FTC hits online student loan lender with order
On February 25, the FTC announced it has approved a final consent order with an online student loan refinance lender resolving allegations that the lender violated the FTC Act by misrepresenting in television, print, and internet advertisements how much money student loan borrowers can save from refinancing their loans with the company. As previously covered by InfoBytes, the FTC alleged that the lender inflated the average savings consumers have achieved by refinancing through the lender, in some instances doubling the average savings by selectively excluding certain groups of consumers from the data.
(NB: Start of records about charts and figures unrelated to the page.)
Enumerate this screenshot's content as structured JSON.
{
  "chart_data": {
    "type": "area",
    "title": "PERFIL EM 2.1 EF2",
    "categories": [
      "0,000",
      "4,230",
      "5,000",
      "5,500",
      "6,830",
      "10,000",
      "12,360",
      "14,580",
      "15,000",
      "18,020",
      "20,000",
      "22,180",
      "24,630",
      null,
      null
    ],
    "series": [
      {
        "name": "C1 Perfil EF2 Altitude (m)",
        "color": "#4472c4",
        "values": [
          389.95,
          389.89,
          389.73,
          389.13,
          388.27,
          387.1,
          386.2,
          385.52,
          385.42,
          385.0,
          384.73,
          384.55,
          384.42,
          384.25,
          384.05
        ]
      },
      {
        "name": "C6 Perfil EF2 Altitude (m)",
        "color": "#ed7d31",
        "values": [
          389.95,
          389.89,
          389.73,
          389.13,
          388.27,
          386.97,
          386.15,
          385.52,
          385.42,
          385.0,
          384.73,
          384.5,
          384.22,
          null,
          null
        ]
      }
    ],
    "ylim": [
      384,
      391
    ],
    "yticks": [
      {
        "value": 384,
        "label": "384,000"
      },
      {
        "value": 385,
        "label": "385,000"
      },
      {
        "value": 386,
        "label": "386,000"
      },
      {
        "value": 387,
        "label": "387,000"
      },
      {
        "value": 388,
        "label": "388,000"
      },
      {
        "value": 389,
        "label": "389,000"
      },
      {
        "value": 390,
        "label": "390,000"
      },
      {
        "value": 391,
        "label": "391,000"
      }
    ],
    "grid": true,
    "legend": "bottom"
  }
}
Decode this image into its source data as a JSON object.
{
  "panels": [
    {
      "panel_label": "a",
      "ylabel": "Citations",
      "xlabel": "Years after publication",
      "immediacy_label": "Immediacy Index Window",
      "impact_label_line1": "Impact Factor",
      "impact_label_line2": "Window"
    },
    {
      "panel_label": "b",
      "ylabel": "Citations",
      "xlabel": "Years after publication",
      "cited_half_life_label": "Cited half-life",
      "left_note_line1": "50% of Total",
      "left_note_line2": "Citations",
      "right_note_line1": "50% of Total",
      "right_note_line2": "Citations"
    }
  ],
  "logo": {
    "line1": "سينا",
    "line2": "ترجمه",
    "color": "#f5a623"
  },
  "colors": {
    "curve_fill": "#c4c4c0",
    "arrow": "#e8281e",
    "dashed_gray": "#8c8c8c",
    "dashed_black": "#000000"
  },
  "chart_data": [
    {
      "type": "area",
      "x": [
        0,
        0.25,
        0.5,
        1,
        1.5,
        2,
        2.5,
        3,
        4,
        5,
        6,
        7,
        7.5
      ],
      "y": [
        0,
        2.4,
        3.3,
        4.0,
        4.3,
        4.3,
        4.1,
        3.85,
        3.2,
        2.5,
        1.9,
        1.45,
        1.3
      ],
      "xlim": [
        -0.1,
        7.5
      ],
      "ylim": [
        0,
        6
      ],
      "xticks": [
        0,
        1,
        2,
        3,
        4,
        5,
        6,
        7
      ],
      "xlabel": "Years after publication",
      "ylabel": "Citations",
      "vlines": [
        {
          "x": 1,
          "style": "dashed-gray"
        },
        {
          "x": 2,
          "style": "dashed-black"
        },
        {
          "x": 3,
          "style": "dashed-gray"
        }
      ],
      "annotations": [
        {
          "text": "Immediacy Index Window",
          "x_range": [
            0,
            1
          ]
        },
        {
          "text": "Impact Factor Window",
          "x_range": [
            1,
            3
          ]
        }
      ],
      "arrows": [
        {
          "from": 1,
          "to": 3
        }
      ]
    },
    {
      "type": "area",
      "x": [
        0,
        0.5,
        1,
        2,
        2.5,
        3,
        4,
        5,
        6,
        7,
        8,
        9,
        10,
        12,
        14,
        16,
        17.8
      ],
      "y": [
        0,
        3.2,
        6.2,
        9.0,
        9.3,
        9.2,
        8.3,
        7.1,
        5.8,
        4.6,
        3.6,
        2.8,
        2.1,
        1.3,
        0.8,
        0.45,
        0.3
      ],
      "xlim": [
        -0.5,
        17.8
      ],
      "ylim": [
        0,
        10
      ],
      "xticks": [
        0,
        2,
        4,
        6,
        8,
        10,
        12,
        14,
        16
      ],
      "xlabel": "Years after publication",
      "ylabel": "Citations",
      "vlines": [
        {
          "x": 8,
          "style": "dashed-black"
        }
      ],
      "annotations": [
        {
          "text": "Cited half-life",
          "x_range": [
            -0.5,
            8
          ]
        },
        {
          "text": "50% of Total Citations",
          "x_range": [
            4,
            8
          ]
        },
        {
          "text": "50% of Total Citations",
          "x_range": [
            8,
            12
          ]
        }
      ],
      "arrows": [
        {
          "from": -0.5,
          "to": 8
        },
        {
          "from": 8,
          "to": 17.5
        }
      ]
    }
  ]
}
Additionally, the FTC also alleged that in some instances, the lender’s webpage misrepresented instances where a loan option would result in the consumer paying more on a monthly basis or over the lifetime of the loan, simply stating the savings would be “0.00.” In October 2018, without admitting or denying the allegations, the lender agreed to a consent order that required it to cease the alleged misrepresentations and agree to compliance monitoring and recordkeeping requirements. Following a public comment period, the FTC Commission voted 5-0 to approve the final consent order.
SEC: No fine for self-reported unregistered ICO
On February 20, the SEC announced a cease-and-desist order with a cybersecurity startup for conducting an unregistered Initial Coin Offering (ICO), which the company self-reported. According to the order, in late 2017, the startup conducted an unregistered ICO, which raised approximately $12.7 million in digital assets. The money was used to finance the startup’s plan to “develop[] a network in which participants could rent spare bandwidth and storage space on their computers and servers to others for use in defense against certain types of cyberattacks.” The SEC noted that the tokens offered and sold were considered securities because a purchaser would have a reasonable expectation of obtaining a future profit from the investment. The startup did not register the ICO nor did it qualify for an exemption to the registration requirements. The SEC did not impose a monetary penalty because, according to the order, in the summer of 2018 the startup self-reported the unregistered ICO and offered to take prompt remedial actions. The order requires the startup to return the funds to investors who purchased the tokens and register the tokens as securities.